Dans le cadre de ses campagnes de contrôle continues, l’Instance nationale de sécurité sanitaire des produits alimentaires (INSSPA) a annoncé la saisie de plus de 7 tonnes de denrées alimentaires non conformes aux normes sanitaires et 6000 litres d’eau d’origine inconnue, lors d’opérations menées dans plusieurs gouvernorats du pays.

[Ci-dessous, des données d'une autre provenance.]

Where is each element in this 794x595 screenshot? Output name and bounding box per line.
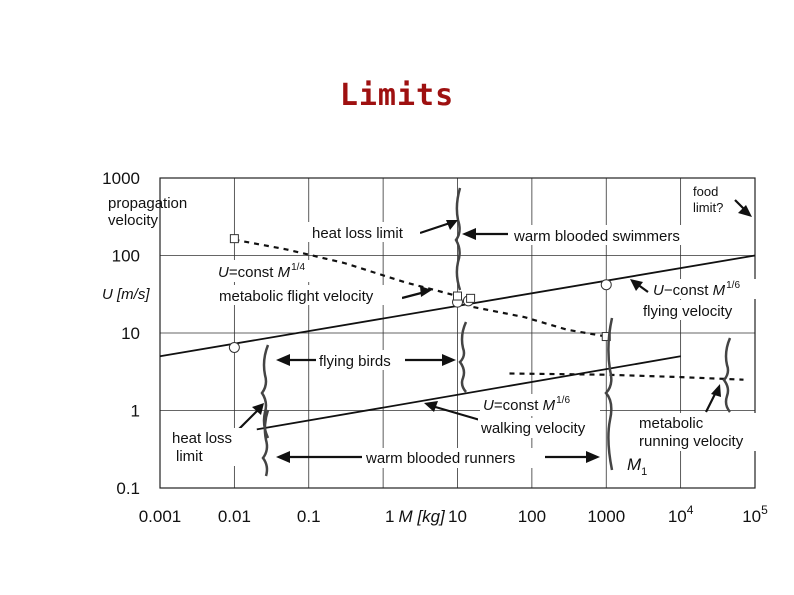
- label-metabolic-running-1: metabolic: [639, 415, 704, 432]
- label-bg-swimmers: [510, 225, 710, 245]
- y-tick-label: 0.1: [116, 479, 140, 498]
- brace-heat-loss-top: [454, 187, 462, 291]
- label-bg-metabolic-running: [636, 413, 762, 451]
- x-tick-label: 1000: [587, 507, 625, 526]
- square-marker: [466, 293, 476, 303]
- arrowhead-flying-velocity: [630, 279, 643, 291]
- label-bg-u16-flying: [650, 279, 758, 299]
- label-bg-u16-walking: [480, 394, 600, 416]
- label-walking-velocity: walking velocity: [480, 420, 586, 437]
- label-bg-flight: [216, 285, 402, 305]
- arrow-walking: [431, 404, 481, 422]
- x-tick-label: 10: [448, 507, 467, 526]
- arrowhead-flight: [420, 286, 432, 297]
- label-propagation-2: velocity: [108, 212, 159, 229]
- label-u-const-m14: U=const M1/4: [218, 262, 305, 281]
- label-heat-loss-left-2: limit: [176, 448, 203, 465]
- arrowhead-birds-right: [442, 354, 456, 366]
- x-tick-label: 0.1: [297, 507, 321, 526]
- label-bg-u14: [216, 260, 328, 282]
- label-bg-heat-loss-left: [168, 428, 244, 466]
- label-bg-heat-loss: [308, 222, 420, 242]
- y-tick-label: 1: [131, 402, 140, 421]
- label-heat-loss-left-1: heat loss: [172, 430, 232, 447]
- arrowhead-birds-left: [276, 354, 290, 366]
- series-line: [509, 372, 744, 381]
- circle-marker: [228, 341, 240, 353]
- arrowhead-runners-left: [276, 451, 290, 463]
- label-u-const-m16-flying: U−const M1/6: [653, 280, 740, 299]
- brace-metabolic-running: [722, 337, 732, 413]
- label-u-const-m16-walking: U=const M1/6: [483, 395, 570, 414]
- y-tick-label: 1000: [102, 169, 140, 188]
- arrow-metabolic-running: [705, 391, 717, 413]
- label-m1: M1: [627, 455, 647, 478]
- label-flying-birds: flying birds: [319, 353, 391, 370]
- y-axis-label: U [m/s]: [102, 286, 150, 303]
- circle-marker: [600, 279, 612, 291]
- x-tick-label: 104: [668, 503, 694, 526]
- arrowhead-metabolic-running: [711, 384, 721, 397]
- arrowhead-walking: [424, 401, 438, 412]
- arrowhead-food: [738, 205, 752, 217]
- x-tick-label: 0.01: [218, 507, 251, 526]
- label-flying-velocity: flying velocity: [643, 303, 733, 320]
- marker-group: [228, 234, 612, 353]
- x-tick-label: 105: [742, 503, 768, 526]
- label-bg-flying-birds: [316, 350, 404, 370]
- slide-title: Limits: [339, 78, 455, 113]
- plot-frame: [159, 177, 756, 489]
- arrows: [237, 199, 752, 463]
- x-tick-label: 0.001: [139, 507, 182, 526]
- label-bg-flying-velocity: [640, 300, 752, 320]
- brace-flying-birds-right: [458, 321, 468, 393]
- label-bg-runners: [363, 448, 545, 468]
- label-metabolic-running-2: running velocity: [639, 433, 744, 450]
- label-propagation-1: propagation: [108, 195, 187, 212]
- label-warm-blooded-swimmers: warm blooded swimmers: [513, 228, 680, 245]
- label-metabolic-flight: metabolic flight velocity: [219, 288, 374, 305]
- arrowhead-swimmers: [462, 228, 476, 240]
- arrowhead-heat-loss-left: [252, 403, 264, 415]
- label-food-1: food: [693, 184, 718, 199]
- arrow-heat-loss-top: [419, 220, 454, 235]
- label-food-2: limit?: [693, 200, 723, 215]
- braces: [260, 187, 732, 477]
- arrow-heat-loss-left: [237, 409, 259, 431]
- label-bg-walking: [478, 418, 604, 438]
- y-tick-label: 10: [121, 324, 140, 343]
- arrowhead-runners-right: [586, 451, 600, 463]
- y-tick-label: 100: [112, 247, 140, 266]
- brace-runners-left: [261, 409, 270, 477]
- label-heat-loss-limit: heat loss limit: [312, 225, 404, 242]
- square-marker: [229, 234, 239, 244]
- brace-flying-birds-left: [260, 344, 270, 439]
- label-warm-blooded-runners: warm blooded runners: [365, 450, 515, 467]
- arrowhead-heat-loss-top: [446, 220, 458, 230]
- x-tick-label: 100: [518, 507, 546, 526]
- tick-labels: 0.001 0.01 0.1 10 100 1000 104 105 1000 100 10 1 0.1: [102, 169, 768, 526]
- brace-runners-right: [604, 317, 614, 471]
- square-marker: [453, 291, 462, 301]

Mais c’est surtout à Sfax qu’une découverte alarmante a été faite : 1,6 tonne de crevettes blanches fraîches ont été saisies après que les équipes de contrôle ont détecté l’ajout illégal d’une substance chimique, le métabisulfite, utilisée pour prolonger artificiellement la durée de conservation du produit. Ces crevettes étaient stockées dans un entrepôt frigorifique anarchique, dépourvu des autorisations et conditions réglementaires de stockage.
Selon l’INSSPA, l’utilisation de ce type d’additif en dehors du cadre légal peut présenter des risques pour la santé, notamment pour les personnes allergiques ou sensibles aux sulfites.
Des infractions en série dans plusieurs régions
Les opérations de contrôle se sont poursuivies dans d’autres gouvernorats, révélant un non-respect généralisé des règles d’hygiène et de sécurité alimentaire.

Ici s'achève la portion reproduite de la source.